In Österreich wurden zum Beispiel bei Straßen, deren Kapazitäten es zulassen, nachträglich Fahrstreifen entfernt und nun durch Grünstreifen und Radwege ersetzt. Diese Maßnahme ist nicht nur auf ökologischer Ebene vorteilhaft, sondern trägt auch zu leiseren und durch Geschwindigkeitsanpassungen zu sichereren Städten bei.

Wirksame Intervention im kleinen Maßstab

Um das lokale Mikroklima in städtischen Gebieten zu verbessern, kamen Studierende im Rahmen der Design-Build-Sommerschule 2020 an der TUM mit einem Projekt Climate Active Bricks auf. Das Projekt zielte darauf ab, die Potenziale von Computergestaltung, Klimasimulation und Roboterfertigung mit der Aktivierung der klimaaktiven Eigenschaften von Ziegeln in Gebäudehüllen zu verbinden. So wurde eine sich selbst beschattende Gebäudefassade entwickelt, die eine niedrigere Oberflächentemperatur aufweisen konnte und somit weniger Hitzebelastung vor der Fassade für die Stadtbewohner:innen bedeutet.
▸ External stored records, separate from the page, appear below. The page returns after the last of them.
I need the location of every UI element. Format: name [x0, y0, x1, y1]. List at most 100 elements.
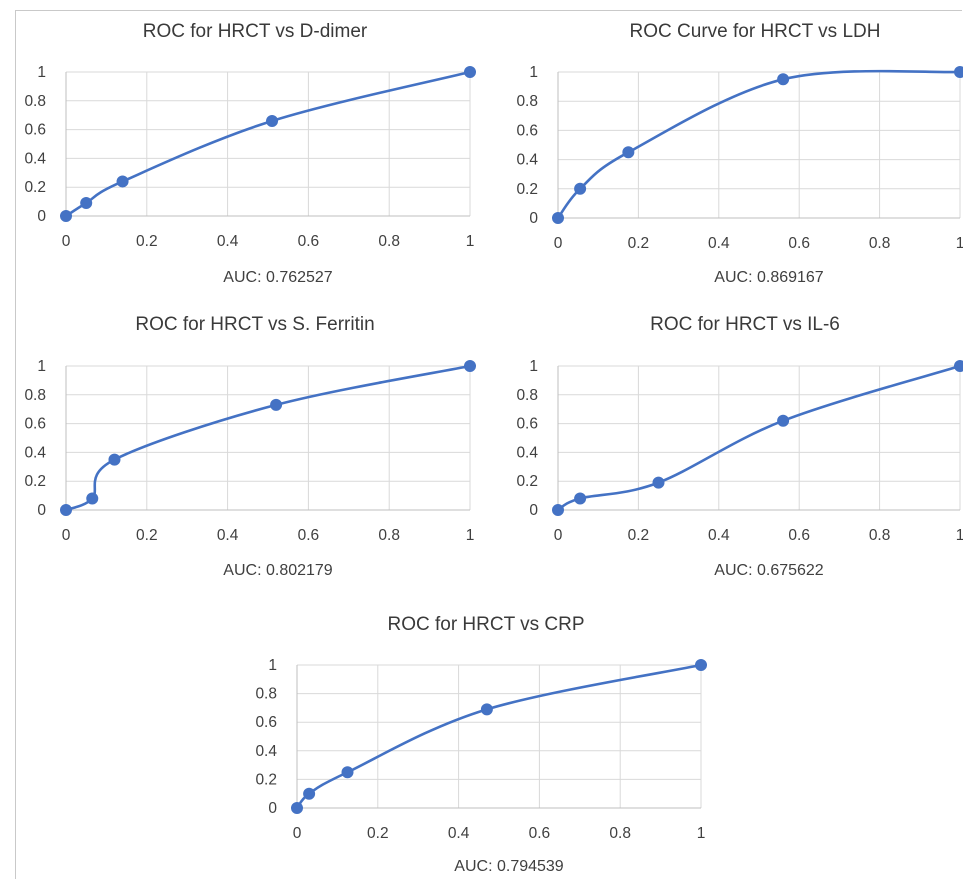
roc-data-point — [552, 212, 564, 224]
chart-title: ROC for HRCT vs CRP — [387, 614, 584, 635]
roc-data-point — [80, 197, 93, 210]
roc-chart-5: ROC for HRCT vs CRP 0 0.2 0.4 0.6 0.8 1 0 0.2 0.4… — [255, 614, 707, 875]
x-tick-label: 0.2 — [136, 233, 158, 250]
x-tick-label: 0.6 — [529, 825, 551, 842]
y-tick-label: 0.4 — [516, 444, 538, 461]
chart-title: ROC for HRCT vs D-dimer — [143, 21, 368, 42]
x-tick-label: 0 — [554, 527, 563, 544]
x-tick-label: 0.6 — [788, 527, 810, 544]
x-tick-label: 1 — [697, 825, 706, 842]
x-tick-label: 0.8 — [378, 233, 400, 250]
roc-data-point — [86, 492, 99, 505]
y-tick-label: 0.2 — [516, 181, 538, 198]
x-tick-label: 0.8 — [869, 235, 891, 252]
x-tick-label: 0.4 — [217, 233, 239, 250]
x-tick-label: 0 — [62, 233, 71, 250]
y-tick-label: 0 — [37, 208, 46, 225]
roc-curve-line — [557, 364, 961, 512]
figure-frame — [15, 10, 962, 879]
y-tick-label: 1 — [37, 64, 46, 81]
y-tick-label: 0.6 — [255, 714, 277, 731]
x-tick-label: 0.2 — [628, 527, 650, 544]
auc-label: AUC: 0.675622 — [714, 562, 824, 579]
roc-data-point — [622, 146, 635, 159]
y-tick-label: 0.6 — [516, 122, 538, 139]
roc-data-point — [291, 802, 303, 814]
auc-label: AUC: 0.794539 — [454, 858, 564, 875]
y-tick-label: 0.8 — [24, 387, 46, 404]
y-tick-label: 0.2 — [24, 473, 46, 490]
y-tick-label: 1 — [37, 358, 46, 375]
roc-data-point — [464, 66, 476, 78]
roc-data-point — [777, 414, 790, 427]
x-tick-label: 0.6 — [298, 233, 320, 250]
x-tick-label: 0 — [62, 527, 71, 544]
y-tick-label: 0.8 — [24, 93, 46, 110]
x-tick-label: 0.4 — [708, 527, 730, 544]
chart-title: ROC for HRCT vs IL-6 — [650, 314, 840, 335]
y-tick-label: 0.4 — [516, 152, 538, 169]
x-tick-label: 0.4 — [708, 235, 730, 252]
x-tick-label: 0.6 — [788, 235, 810, 252]
y-tick-label: 0.8 — [516, 93, 538, 110]
roc-curve-line — [65, 364, 471, 512]
y-tick-label: 0.4 — [255, 743, 277, 760]
y-tick-label: 0.6 — [24, 122, 46, 139]
roc-data-point — [777, 73, 790, 86]
roc-data-point — [480, 703, 493, 716]
roc-chart-2: ROC Curve for HRCT vs LDH 0 0.2 0.4 0.6 0.8 1 0… — [516, 21, 963, 286]
y-tick-label: 0 — [268, 800, 277, 817]
y-tick-label: 0.2 — [516, 473, 538, 490]
x-tick-label: 0.2 — [367, 825, 389, 842]
roc-data-point — [552, 504, 564, 516]
roc-data-point — [266, 114, 279, 127]
y-tick-label: 0 — [529, 502, 538, 519]
x-tick-label: 0.6 — [298, 527, 320, 544]
y-tick-label: 0.2 — [255, 771, 277, 788]
x-tick-label: 0.8 — [378, 527, 400, 544]
roc-chart-1: ROC for HRCT vs D-dimer 0 0.2 0.4 0.6 0.8 1 0 0.… — [24, 21, 476, 286]
auc-label: AUC: 0.762527 — [223, 269, 333, 286]
y-tick-label: 0.6 — [24, 416, 46, 433]
roc-data-point — [954, 360, 963, 372]
roc-chart-4: ROC for HRCT vs IL-6 0 0.2 0.4 0.6 0.8 1 0 0.2 0.… — [516, 314, 963, 579]
y-tick-label: 1 — [268, 657, 277, 674]
roc-data-point — [116, 175, 129, 188]
x-tick-label: 1 — [466, 233, 475, 250]
y-tick-label: 0.2 — [24, 179, 46, 196]
roc-data-point — [303, 787, 316, 800]
x-tick-label: 1 — [466, 527, 475, 544]
roc-data-point — [574, 492, 587, 505]
x-tick-label: 0.4 — [217, 527, 239, 544]
y-tick-label: 0.8 — [255, 686, 277, 703]
x-tick-label: 0.2 — [628, 235, 650, 252]
x-tick-label: 0.8 — [869, 527, 891, 544]
roc-chart-3: ROC for HRCT vs S. Ferritin 0 0.2 0.4 0.6 0.8… — [24, 314, 476, 579]
roc-curve-line — [556, 69, 961, 219]
roc-curve-line — [295, 663, 702, 809]
y-tick-label: 1 — [529, 358, 538, 375]
roc-data-point — [341, 766, 354, 779]
auc-label: AUC: 0.802179 — [223, 562, 333, 579]
x-tick-label: 0 — [293, 825, 302, 842]
chart-title: ROC Curve for HRCT vs LDH — [630, 21, 881, 42]
y-tick-label: 0 — [37, 502, 46, 519]
y-tick-label: 0.4 — [24, 444, 46, 461]
x-tick-label: 1 — [956, 527, 963, 544]
roc-data-point — [270, 398, 283, 411]
y-tick-label: 0.4 — [24, 150, 46, 167]
auc-label: AUC: 0.869167 — [714, 269, 824, 286]
y-tick-label: 1 — [529, 64, 538, 81]
x-tick-label: 1 — [956, 235, 963, 252]
x-tick-label: 0.2 — [136, 527, 158, 544]
x-tick-label: 0.8 — [609, 825, 631, 842]
roc-data-point — [695, 659, 707, 671]
chart-title: ROC for HRCT vs S. Ferritin — [135, 314, 374, 335]
x-tick-label: 0 — [554, 235, 563, 252]
roc-data-point — [954, 66, 963, 78]
y-tick-label: 0.6 — [516, 416, 538, 433]
roc-data-point — [108, 453, 121, 466]
y-tick-label: 0 — [529, 210, 538, 227]
roc-data-point — [652, 476, 665, 489]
Ob im großen oder kleinen Maßstab – es gibt Stellschrauben, die gegen städtische Überhitzung gedreht werden können. Bis 2030 will die Bundesregierung den Flächenverbrauch auf weniger als 30 Hektar pro Tag senken. Das wäre doch schon mal ein Anfang!

 


Johanna Lentzkow absolvierte ihren Bachelor an der Hochschule Darmstadt und setzt nun ihr Architekturstudium an der Technischen Universität in München fort.

Die Nachwuchs-Kolumnen des DAB schreibt ein junges Team, weitere Autor:innen sind Fabian P. Dahinten, Luisa Richter und Lorenz Hahnheiser.